Des sourires étouffés ont circulé dans la pièce.

C’est alors que la voix de mon père a résonné, calme mais tranchante :

— Ça suffit.

Tout le monde s’est retourné vers lui.
Il n’élève presque jamais la voix. Quand il le fait, on l’écoute.

— Vous avez eu ce que vous vouliez, continua-t-il. De l’argent, des murs, des voitures. Laissez au moins à mon fils la dignité de ne pas être ridiculisé pour un billet de train.

— Ne sois pas si susceptible, Michel, a soupiré mon oncle Philippe. Il n’y a rien de personnel. Ton fils n’a simplement pas le même profil que les autres, voilà tout.

— Non, en effet, a répondu mon père. Il ne détruit pas des gens pour signer un contrat, lui.

La discussion a commencé à s’envenimer, mais je n’entendais plus grand-chose.
Je fixais ce billet. Nice.
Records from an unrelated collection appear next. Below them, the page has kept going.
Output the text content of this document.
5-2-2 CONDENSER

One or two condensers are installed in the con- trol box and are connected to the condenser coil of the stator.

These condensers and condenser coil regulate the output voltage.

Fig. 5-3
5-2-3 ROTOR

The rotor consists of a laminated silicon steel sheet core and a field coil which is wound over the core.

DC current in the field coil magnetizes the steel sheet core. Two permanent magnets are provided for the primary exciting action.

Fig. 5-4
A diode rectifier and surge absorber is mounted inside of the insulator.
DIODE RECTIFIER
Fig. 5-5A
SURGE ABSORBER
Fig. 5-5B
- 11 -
Demain.

Pourquoi ?
Qu’est-ce que j’étais censé y trouver ?


Ce soir-là, j’étais assis sur mon ancien lit, dans ma chambre d’ado chez mes parents.
Rien n’avait vraiment changé : le vieux poster du système solaire, les livres de lycée, la petite étagère bancale fabriquée par mon père.

Le billet de train reposait devant moi.

Mon père a frappé doucement et est entré sans attendre ma réponse, comme toujours.

Il tenait deux bouteilles de bière.

— Je me suis dit que tu n’étais plus un gamin, maintenant, dit-il avec un demi-sourire. On peut faire comme les grands.